The placing raised funds for 02 to buy out many of its smaller stockholders as part of a restructuring to streamline the shareholder base it inherited after demerging from former fixed-line parent BT in 2001.
Telecoms as a group accounted for about half of the FTSE 100's closing fall of 7 points to 4,975.0 as the O2 placing lured investors away from Vodafone, down 0.7 percent and Cable & Wireless, off 1.5 percent.
The UK's bellwether index has fallen more than 1 percent in the last week or so, with investors concerned that the powerful rally since the end of last year have run its course due to concerns over the economy, inflation and interest rates.
Tim Rees, director of investment strategy at Insight Investment, said markets could afford to consolidate a little more.
"I don't think there's anything particularly worrying about being around here or even being a little bit lower. Equities have done very well over the last couple of years; they've beaten most other asset classes comfortably," said Rees.
"I'd be wary of being excessively negative unless you argue that the economy has gone so far that consumers are so indebted that they must at some stage stop spending, and then everything unravels," he added.
Traders added that investors were resigning themselves to a period of range-trading and relatively low volume business.
"There's certainly not enough news out there to push the market up, and at the moment there is no tangible bad news to push it down," said one trader at a European house.
Drinks company Allied Domecq, maker of Ballantine's whisky, firmed 1.1 percent on fresh speculation that rivals Diageo and Pernod Ricard could team up to make a bid.
"This Allied Domecq thing just won't go away. The fascinating thing about it is that it's not impossible that they could be bid for and that's why people keep pushing the idea," said a trader.
A trio of retail companies announced changes in finance directors. Marks & Spencer named Ian Dyson as its new finance director, but the arrival of the former Rank Group finance chief failed to lift M&S shares, which were down 1.1 percent.

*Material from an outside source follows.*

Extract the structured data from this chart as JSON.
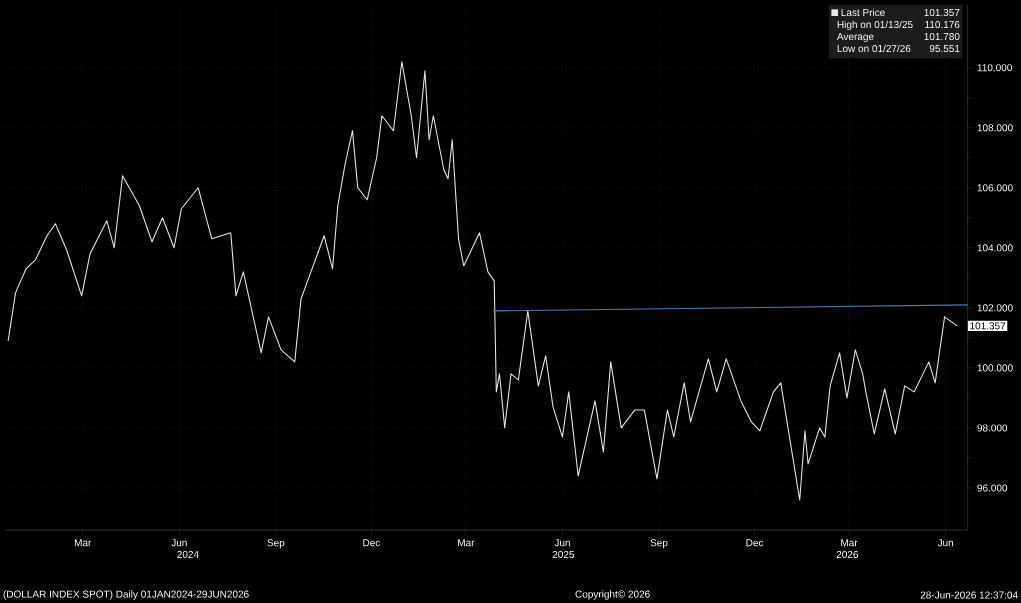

Food retailer Sainsbury also dipped 0.6 percent after it appointed Darren Shapland as its finance director, while high-street chemist Boots fell 0.8 percent after it said its finance chief had resigned.

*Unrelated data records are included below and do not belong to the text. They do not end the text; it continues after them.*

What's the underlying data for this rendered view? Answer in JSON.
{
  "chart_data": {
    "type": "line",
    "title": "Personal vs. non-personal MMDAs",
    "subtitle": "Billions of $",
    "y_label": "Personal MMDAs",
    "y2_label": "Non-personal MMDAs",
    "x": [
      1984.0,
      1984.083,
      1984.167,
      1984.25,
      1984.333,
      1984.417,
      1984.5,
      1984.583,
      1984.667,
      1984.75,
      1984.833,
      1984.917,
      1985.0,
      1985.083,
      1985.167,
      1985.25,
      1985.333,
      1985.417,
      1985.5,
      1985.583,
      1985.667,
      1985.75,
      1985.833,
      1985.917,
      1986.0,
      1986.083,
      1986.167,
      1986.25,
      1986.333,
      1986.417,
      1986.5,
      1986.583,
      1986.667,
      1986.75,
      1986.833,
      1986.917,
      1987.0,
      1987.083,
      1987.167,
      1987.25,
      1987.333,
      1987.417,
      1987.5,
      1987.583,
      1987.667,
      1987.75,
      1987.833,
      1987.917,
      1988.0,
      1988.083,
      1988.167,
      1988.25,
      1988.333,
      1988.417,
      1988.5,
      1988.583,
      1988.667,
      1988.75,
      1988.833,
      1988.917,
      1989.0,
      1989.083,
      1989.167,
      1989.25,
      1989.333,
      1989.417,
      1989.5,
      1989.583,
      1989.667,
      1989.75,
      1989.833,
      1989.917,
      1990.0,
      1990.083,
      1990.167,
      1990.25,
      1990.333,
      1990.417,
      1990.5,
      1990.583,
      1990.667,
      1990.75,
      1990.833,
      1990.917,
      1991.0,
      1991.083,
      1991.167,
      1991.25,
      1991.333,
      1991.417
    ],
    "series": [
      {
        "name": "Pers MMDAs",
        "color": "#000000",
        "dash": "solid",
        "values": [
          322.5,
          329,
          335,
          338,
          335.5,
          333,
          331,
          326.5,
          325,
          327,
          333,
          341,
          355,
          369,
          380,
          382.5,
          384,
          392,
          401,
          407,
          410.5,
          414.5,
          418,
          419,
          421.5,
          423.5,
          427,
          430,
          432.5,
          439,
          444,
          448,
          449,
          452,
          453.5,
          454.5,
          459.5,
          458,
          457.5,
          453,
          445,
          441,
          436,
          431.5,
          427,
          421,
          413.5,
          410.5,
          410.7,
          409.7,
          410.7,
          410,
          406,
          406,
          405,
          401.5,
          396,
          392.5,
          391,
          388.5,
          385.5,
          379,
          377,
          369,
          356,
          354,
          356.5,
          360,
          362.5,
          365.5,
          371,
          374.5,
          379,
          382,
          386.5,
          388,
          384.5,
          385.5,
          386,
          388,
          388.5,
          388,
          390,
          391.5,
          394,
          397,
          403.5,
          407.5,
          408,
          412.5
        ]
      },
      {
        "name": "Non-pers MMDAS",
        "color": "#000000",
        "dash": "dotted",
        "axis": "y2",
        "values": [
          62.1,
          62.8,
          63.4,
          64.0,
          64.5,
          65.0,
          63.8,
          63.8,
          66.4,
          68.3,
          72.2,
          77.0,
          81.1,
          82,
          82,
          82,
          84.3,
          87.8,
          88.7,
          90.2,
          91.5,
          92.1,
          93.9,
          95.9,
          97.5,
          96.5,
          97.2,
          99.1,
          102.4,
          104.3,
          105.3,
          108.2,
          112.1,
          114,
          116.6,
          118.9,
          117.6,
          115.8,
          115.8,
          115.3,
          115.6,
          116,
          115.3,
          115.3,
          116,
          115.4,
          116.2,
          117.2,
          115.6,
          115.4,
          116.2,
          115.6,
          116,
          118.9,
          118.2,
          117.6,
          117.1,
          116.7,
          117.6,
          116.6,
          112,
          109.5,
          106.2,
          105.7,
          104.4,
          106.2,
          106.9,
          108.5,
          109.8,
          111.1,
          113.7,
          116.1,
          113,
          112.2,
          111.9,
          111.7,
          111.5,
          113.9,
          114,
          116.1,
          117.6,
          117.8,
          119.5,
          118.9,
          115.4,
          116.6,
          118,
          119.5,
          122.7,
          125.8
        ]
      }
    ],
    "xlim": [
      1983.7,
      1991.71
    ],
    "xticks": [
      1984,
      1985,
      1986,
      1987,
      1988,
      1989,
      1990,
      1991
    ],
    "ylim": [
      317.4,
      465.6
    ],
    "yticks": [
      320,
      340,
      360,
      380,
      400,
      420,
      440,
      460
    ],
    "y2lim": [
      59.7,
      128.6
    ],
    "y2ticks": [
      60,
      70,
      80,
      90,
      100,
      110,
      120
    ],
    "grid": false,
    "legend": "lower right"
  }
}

Shares in the London Stock Exchange itself fell 3.3 percent to 477 pence after a Euronext shareholder, The Children's Investment Fund, said all major investors in the exchange opposed a bid for the LSE "materially above" 400p per share, according to a weekend report.
Elsewhere among the midcaps Anglo-Danish security services company Group 4 Securicor fell 4.2 percent, despite news of higher profits for 2004. Traders said the share price fall might reflect disappointment with a toned down forecast for US unit Wackenhut.
Service and construction firm Alfred McAlpine shed 3 percent as dealers said UBS cut its rating on the company to "reduce" from "neutral".
Steam and pumping equipment maker Spirax-Sarco was top mid-cap gainer, climbing 5.2 percent after it reported a rise in annual profit and said it expected further growth in 2005.
Floor coverings distributor Headlam Group also made headway, up 4 percent after reporting a jump in annual profit and saying its businesses in the UK and Continental Europe had made a strong start to 2005.